Wendy Caceres’s Early Focus Is on Education and Service


Wendy Caceres (L) huddles with Kai Swenson and Aarron Grober at the Pacific Free Clinic
Photo by Norbert von der Groeben

Just a few years out of her own residency in internal medicine, clinical instructor of general medical disciplines Wendy Caceres, MD, is enjoying several roles as clinician, mentor to medical students and residents, and educator. Her clinical interests include mental health, nutrition and obesity, and health disparities; she considers the tools of quality improvement in addressing issues in clinic; and she has an active practice as a primary care physician at Stanford Hospital.

The Pacific Free Clinic

Caceres has a significant role at the Pacific Free Clinic, a student-run clinic where she saw patients as a medical student and resident herself. “I spend about 10% of my time as one of the co-medical directors,” she says. “I mentor medical students as they carry out their projects. Recently they have been working on a free vaccine program for the patients who come to the Free Clinic. Pharmaceutical companies such as GSK and Merck have prescription drug programs for patients who meet certain income requirements, and the students work to get the patients enrolled in these vaccine programs.

“The Free Clinic is a way of exposing students to an early supervised clinical experience while providing a service to the community -- a way to give back and often in a leadership role. They manage their own projects with feedback and guidance from us. They develop the connections to local community-based organizations and offer patients referrals to these resources through a service they call Bridge to Care. They are trained in and do health education and interpreting. A lot of mentorship and education happens at that level.”

While the Free Clinic sees about 1500 patients a year, it operates only on weekends and therefore cannot be the medical home of its patients. Caceres explains that the “whole point is to get the patients plugged into the larger medical community, so we have partnerships with federally qualified health centers and federally qualified lookalikes in the area so that our patients have access to primary care going forward.”

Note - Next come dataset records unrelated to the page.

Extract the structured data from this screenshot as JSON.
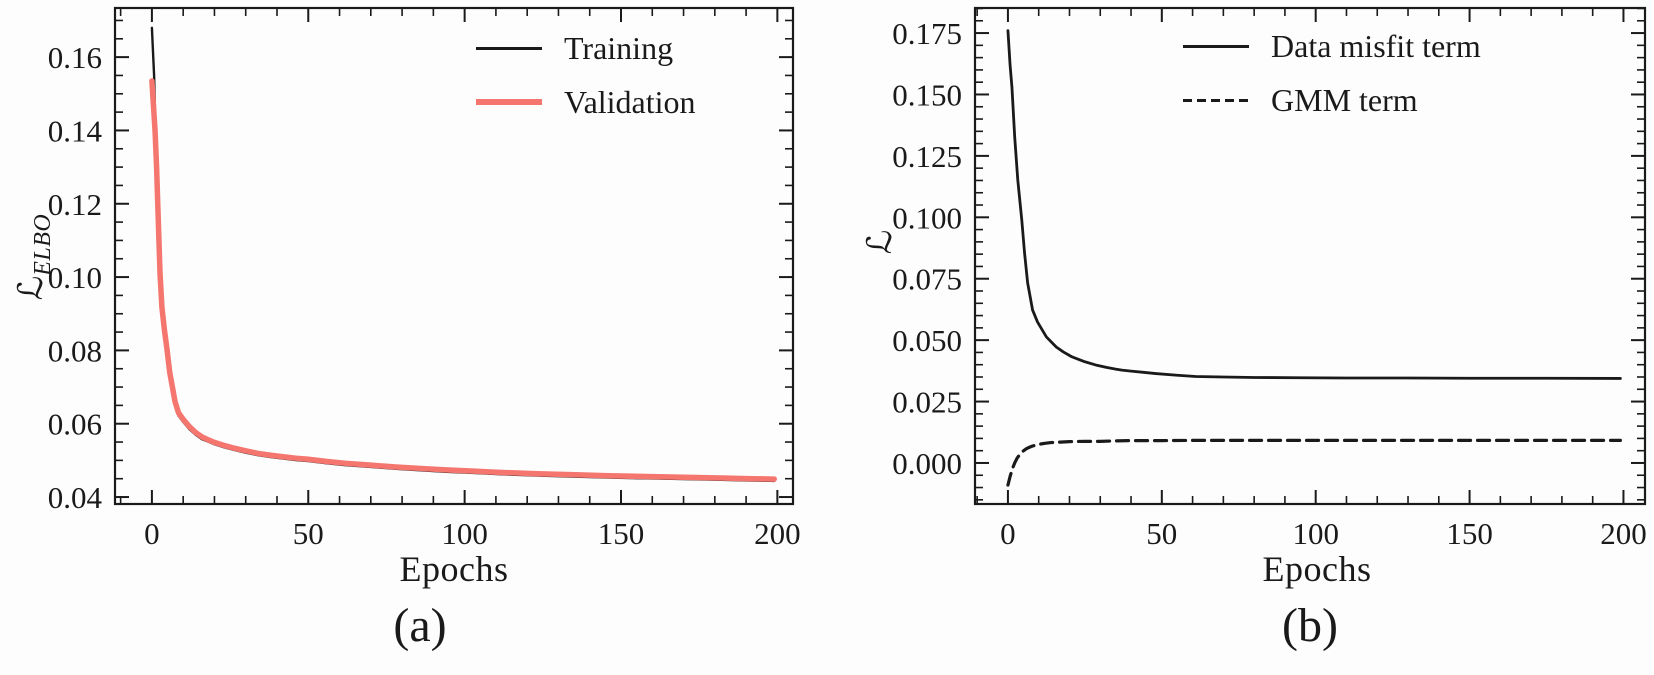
{
  "figure": {
    "background": "#fdfdfd",
    "text_color": "#1a1a1a",
    "accent_validation": "#f4766e",
    "xlabel": "Epochs"
  },
  "chart_data": [
    {
      "id": "a",
      "type": "line",
      "caption": "(a)",
      "xlabel": "Epochs",
      "ylabel_main": "ℒ",
      "ylabel_sub": "ELBO",
      "xlim": [
        -11.8,
        205
      ],
      "ylim": [
        0.0381,
        0.1734
      ],
      "xticks": [
        0,
        50,
        100,
        150,
        200
      ],
      "xtick_labels": [
        "0",
        "50",
        "100",
        "150",
        "200"
      ],
      "yticks": [
        0.04,
        0.06,
        0.08,
        0.1,
        0.12,
        0.14,
        0.16
      ],
      "ytick_labels": [
        "0.04",
        "0.06",
        "0.08",
        "0.10",
        "0.12",
        "0.14",
        "0.16"
      ],
      "x_minor_step": 10,
      "y_minor_step": 0.005,
      "grid": false,
      "legend_position": "top-right-inside",
      "series": [
        {
          "name": "Training",
          "color": "#1a1a1a",
          "width": 2.4,
          "dash": null,
          "points": [
            [
              0,
              0.168
            ],
            [
              0.7,
              0.155
            ],
            [
              1.5,
              0.128
            ],
            [
              2,
              0.115
            ],
            [
              2.6,
              0.0995
            ],
            [
              3.2,
              0.0905
            ],
            [
              4,
              0.0845
            ],
            [
              4.8,
              0.0795
            ],
            [
              5.7,
              0.073
            ],
            [
              6.6,
              0.069
            ],
            [
              7.4,
              0.0652
            ],
            [
              8.5,
              0.0622
            ],
            [
              10,
              0.0605
            ],
            [
              12,
              0.0585
            ],
            [
              14,
              0.057
            ],
            [
              16,
              0.0558
            ],
            [
              18,
              0.0551
            ],
            [
              20,
              0.0544
            ],
            [
              23,
              0.0536
            ],
            [
              26,
              0.0529
            ],
            [
              30,
              0.0521
            ],
            [
              34,
              0.0514
            ],
            [
              38,
              0.0509
            ],
            [
              42,
              0.0505
            ],
            [
              46,
              0.0501
            ],
            [
              50,
              0.0498
            ],
            [
              56,
              0.0492
            ],
            [
              62,
              0.0487
            ],
            [
              70,
              0.0482
            ],
            [
              78,
              0.0477
            ],
            [
              86,
              0.0473
            ],
            [
              94,
              0.0469
            ],
            [
              102,
              0.0466
            ],
            [
              112,
              0.0462
            ],
            [
              122,
              0.0459
            ],
            [
              134,
              0.0456
            ],
            [
              146,
              0.0453
            ],
            [
              158,
              0.0451
            ],
            [
              170,
              0.0449
            ],
            [
              182,
              0.0447
            ],
            [
              192,
              0.0445
            ],
            [
              199,
              0.0444
            ]
          ]
        },
        {
          "name": "Validation",
          "color": "#f4766e",
          "width": 5.5,
          "dash": null,
          "points": [
            [
              0,
              0.1535
            ],
            [
              1,
              0.14
            ],
            [
              1.5,
              0.13
            ],
            [
              2,
              0.1165
            ],
            [
              2.6,
              0.101
            ],
            [
              3.2,
              0.0918
            ],
            [
              4,
              0.0856
            ],
            [
              4.8,
              0.0805
            ],
            [
              5.7,
              0.074
            ],
            [
              6.6,
              0.0698
            ],
            [
              7.4,
              0.066
            ],
            [
              8.5,
              0.063
            ],
            [
              10,
              0.0612
            ],
            [
              12,
              0.0592
            ],
            [
              14,
              0.0576
            ],
            [
              16,
              0.0564
            ],
            [
              18,
              0.0556
            ],
            [
              20,
              0.0549
            ],
            [
              23,
              0.0541
            ],
            [
              26,
              0.0534
            ],
            [
              30,
              0.0526
            ],
            [
              34,
              0.0519
            ],
            [
              38,
              0.0514
            ],
            [
              42,
              0.051
            ],
            [
              46,
              0.0506
            ],
            [
              50,
              0.0503
            ],
            [
              56,
              0.0497
            ],
            [
              62,
              0.0492
            ],
            [
              70,
              0.0487
            ],
            [
              78,
              0.0482
            ],
            [
              86,
              0.0478
            ],
            [
              94,
              0.0474
            ],
            [
              102,
              0.0471
            ],
            [
              112,
              0.0467
            ],
            [
              122,
              0.0464
            ],
            [
              134,
              0.0461
            ],
            [
              146,
              0.0458
            ],
            [
              158,
              0.0456
            ],
            [
              170,
              0.0454
            ],
            [
              182,
              0.0452
            ],
            [
              192,
              0.045
            ],
            [
              199,
              0.0449
            ]
          ]
        }
      ]
    },
    {
      "id": "b",
      "type": "line",
      "caption": "(b)",
      "xlabel": "Epochs",
      "ylabel_main": "ℒ",
      "ylabel_sub": "",
      "xlim": [
        -10.7,
        207
      ],
      "ylim": [
        -0.0167,
        0.1852
      ],
      "xticks": [
        0,
        50,
        100,
        150,
        200
      ],
      "xtick_labels": [
        "0",
        "50",
        "100",
        "150",
        "200"
      ],
      "yticks": [
        0.0,
        0.025,
        0.05,
        0.075,
        0.1,
        0.125,
        0.15,
        0.175
      ],
      "ytick_labels": [
        "0.000",
        "0.025",
        "0.050",
        "0.075",
        "0.100",
        "0.125",
        "0.150",
        "0.175"
      ],
      "x_minor_step": 10,
      "y_minor_step": 0.005,
      "grid": false,
      "legend_position": "top-right-inside",
      "series": [
        {
          "name": "Data misfit term",
          "color": "#1a1a1a",
          "width": 2.8,
          "dash": null,
          "points": [
            [
              0,
              0.176
            ],
            [
              0.7,
              0.162
            ],
            [
              1.3,
              0.153
            ],
            [
              2.2,
              0.1327
            ],
            [
              3.2,
              0.1152
            ],
            [
              4.5,
              0.0989
            ],
            [
              5.4,
              0.0855
            ],
            [
              6.4,
              0.0733
            ],
            [
              8,
              0.0623
            ],
            [
              9.6,
              0.0574
            ],
            [
              12.5,
              0.0513
            ],
            [
              15.7,
              0.0472
            ],
            [
              18,
              0.0452
            ],
            [
              20.8,
              0.0432
            ],
            [
              25,
              0.0412
            ],
            [
              28.5,
              0.0399
            ],
            [
              32,
              0.0389
            ],
            [
              35,
              0.0382
            ],
            [
              37,
              0.0378
            ],
            [
              40,
              0.0374
            ],
            [
              44,
              0.0369
            ],
            [
              48,
              0.0364
            ],
            [
              55,
              0.0357
            ],
            [
              61,
              0.0352
            ],
            [
              70,
              0.035
            ],
            [
              80,
              0.0348
            ],
            [
              95,
              0.0347
            ],
            [
              110,
              0.0346
            ],
            [
              130,
              0.0346
            ],
            [
              150,
              0.0345
            ],
            [
              175,
              0.0345
            ],
            [
              199,
              0.0344
            ]
          ]
        },
        {
          "name": "GMM term",
          "color": "#1a1a1a",
          "width": 3.2,
          "dash": "12 7",
          "points": [
            [
              0,
              -0.009
            ],
            [
              0.7,
              -0.0055
            ],
            [
              1.5,
              -0.0022
            ],
            [
              2.2,
              0.0
            ],
            [
              3,
              0.002
            ],
            [
              4,
              0.0037
            ],
            [
              5,
              0.0049
            ],
            [
              6,
              0.0058
            ],
            [
              7,
              0.0064
            ],
            [
              8,
              0.0069
            ],
            [
              10,
              0.0076
            ],
            [
              12,
              0.008
            ],
            [
              14,
              0.0083
            ],
            [
              17,
              0.0085
            ],
            [
              20,
              0.0087
            ],
            [
              25,
              0.0088
            ],
            [
              30,
              0.0088
            ],
            [
              35,
              0.009
            ],
            [
              40,
              0.0091
            ],
            [
              50,
              0.0091
            ],
            [
              60,
              0.0092
            ],
            [
              80,
              0.0092
            ],
            [
              100,
              0.0092
            ],
            [
              130,
              0.0092
            ],
            [
              160,
              0.0092
            ],
            [
              199,
              0.0092
            ]
          ]
        }
      ]
    }
  ]
}
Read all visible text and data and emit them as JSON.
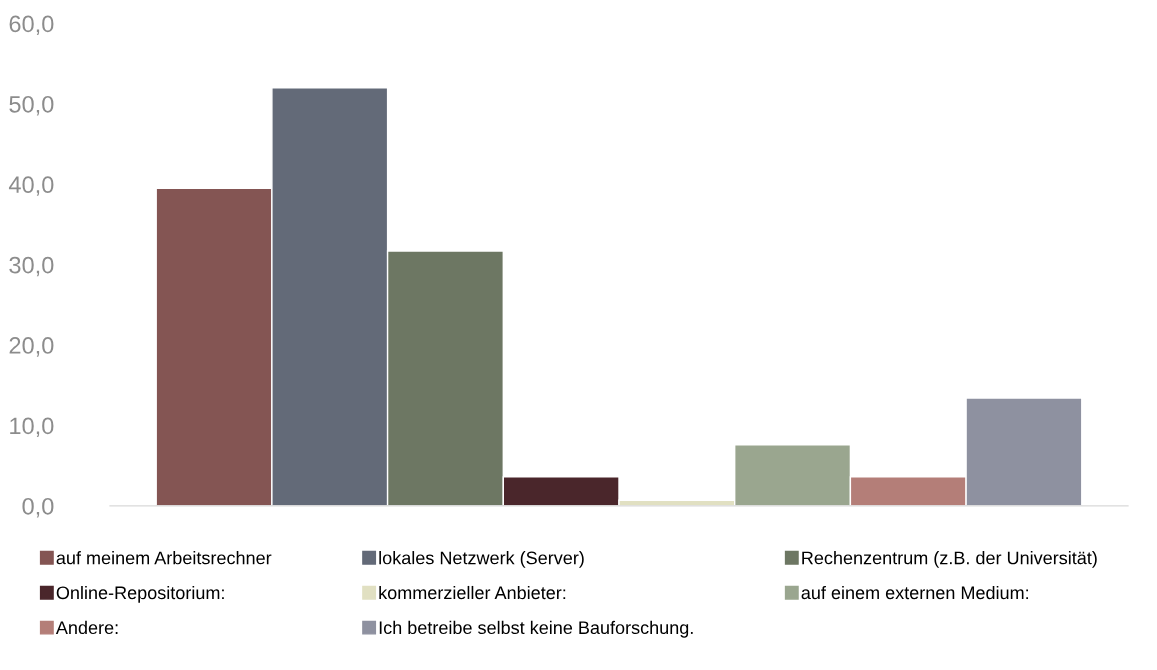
{
  "chart_data": {
    "type": "bar",
    "categories": [
      null
    ],
    "series": [
      {
        "name": "auf meinem Arbeitsrechner",
        "color": "#845553",
        "values": [
          39.5
        ]
      },
      {
        "name": "lokales Netzwerk (Server)",
        "color": "#636a78",
        "values": [
          52.0
        ]
      },
      {
        "name": "Rechenzentrum (z.B. der Universität)",
        "color": "#6d7763",
        "values": [
          31.7
        ]
      },
      {
        "name": "Online-Repositorium:",
        "color": "#4a262b",
        "values": [
          3.6
        ]
      },
      {
        "name": "kommerzieller Anbieter:",
        "color": "#e1e0c2",
        "values": [
          0.7
        ]
      },
      {
        "name": "auf einem externen Medium:",
        "color": "#9aa68f",
        "values": [
          7.6
        ]
      },
      {
        "name": "Andere:",
        "color": "#b47e78",
        "values": [
          3.6
        ]
      },
      {
        "name": "Ich betreibe selbst keine Bauforschung.",
        "color": "#8e91a0",
        "values": [
          13.4
        ]
      }
    ],
    "ylim": [
      0,
      60
    ],
    "yticks": [
      {
        "value": 0,
        "label": "0,0"
      },
      {
        "value": 10,
        "label": "10,0"
      },
      {
        "value": 20,
        "label": "20,0"
      },
      {
        "value": 30,
        "label": "30,0"
      },
      {
        "value": 40,
        "label": "40,0"
      },
      {
        "value": 50,
        "label": "50,0"
      },
      {
        "value": 60,
        "label": "60,0"
      }
    ],
    "grid": false,
    "legend": "bottom"
  }
}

Caceres’s role at the Pacific Free Clinic gives her the chance to focus on educating medical students and residents. She also attends in the resident clinic at Stanford Internal Medicine where she supervises residents as they see their patients. She often precepts a medical student in the clinic.

Student volunteers meet before the Free Clinic opens
Photo by Norbert von der Groeben

Developing Primary Care Presentations

Introducing students early in their medical education to the application of new knowledge in a clinical situation led Caceres to develop a lunchtime course called Primary Care Presentations. She explains that “in the first and second year of medical school you’re learning so much that it’s likened to having a fire hose directed at you. I just don’t want these students to lose sight of the ‘why’ of medicine. So I developed this course together with Lars Osterberg, MD, MPH, who is one of my key mentors, and Sarah Waliany, a fourth year medical student who is interested in internal medicine.

“The course is based on de-identified actual patients we’ve seen in clinic. I unveil a case in the way it really unfolds in a clinic visit to the 30 or 40 students in the room and another primary care doctor there who doesn’t know anything about this case. As I tell the story of the patient, the primary care physician explains his or her clinical reasoning while taking in and interpreting the information, formulating an assessment, and coming up with a plan. To make it really interactive we encourage students to participate in the clinical reasoning throughout the case.”

This window into the actual thinking of a clinician just learning about a new patient has a special appeal for the students. As Caceres says, “It’s not often that medical students get to hear how master clinicians think about the data. In medical school they learn the convention of the history and physical, the specific way you organize the data that you have about the patient and the way that you communicate it to your colleagues and other medical professionals. What I’m trying to get them to understand is that the way they gather the information isn’t in that neat packaging.”

The Free Clinic is a way of exposing students to an early supervised clinical experience while providing a service to the community -- a way to give back and often in a leadership role.

As the students’ eyes are being opened to how physicians think, those physicians are enjoying sharing their thoughts. “The master clinicians, who have been in practice around 10 to 15 years, find it very refreshing to do their thinking out loud in front of the students. I think they have fun showing medicine this way. There is nothing wrong with looking at a patient in the traditional organized way, but in real life, even after just knowing a few details about a patient and the vitals, there is already a great deal of information that the clinician is taking into account as he or she thinks about this patient.”

The medical students who have attended Primary Care Presentations rated it very highly, which has led Caceres to consider embellishments that will make it more interesting and useful. For example, she says, “I will probably add to next year’s iteration a little bit on challenging some of the implicit biases that people have. It’s been shown that physicians can have unconscious implicit biases that can affect patient outcomes. A woman having very similar symptoms of chest pain as a man often won’t be sent to have a catheterization while the man usually will. I’m trying to bring awareness of these other aspects of medicine right when the medical students are having the fire hose coming at them.”

Wendy Caceres seems to be enjoying her early focus on education and service.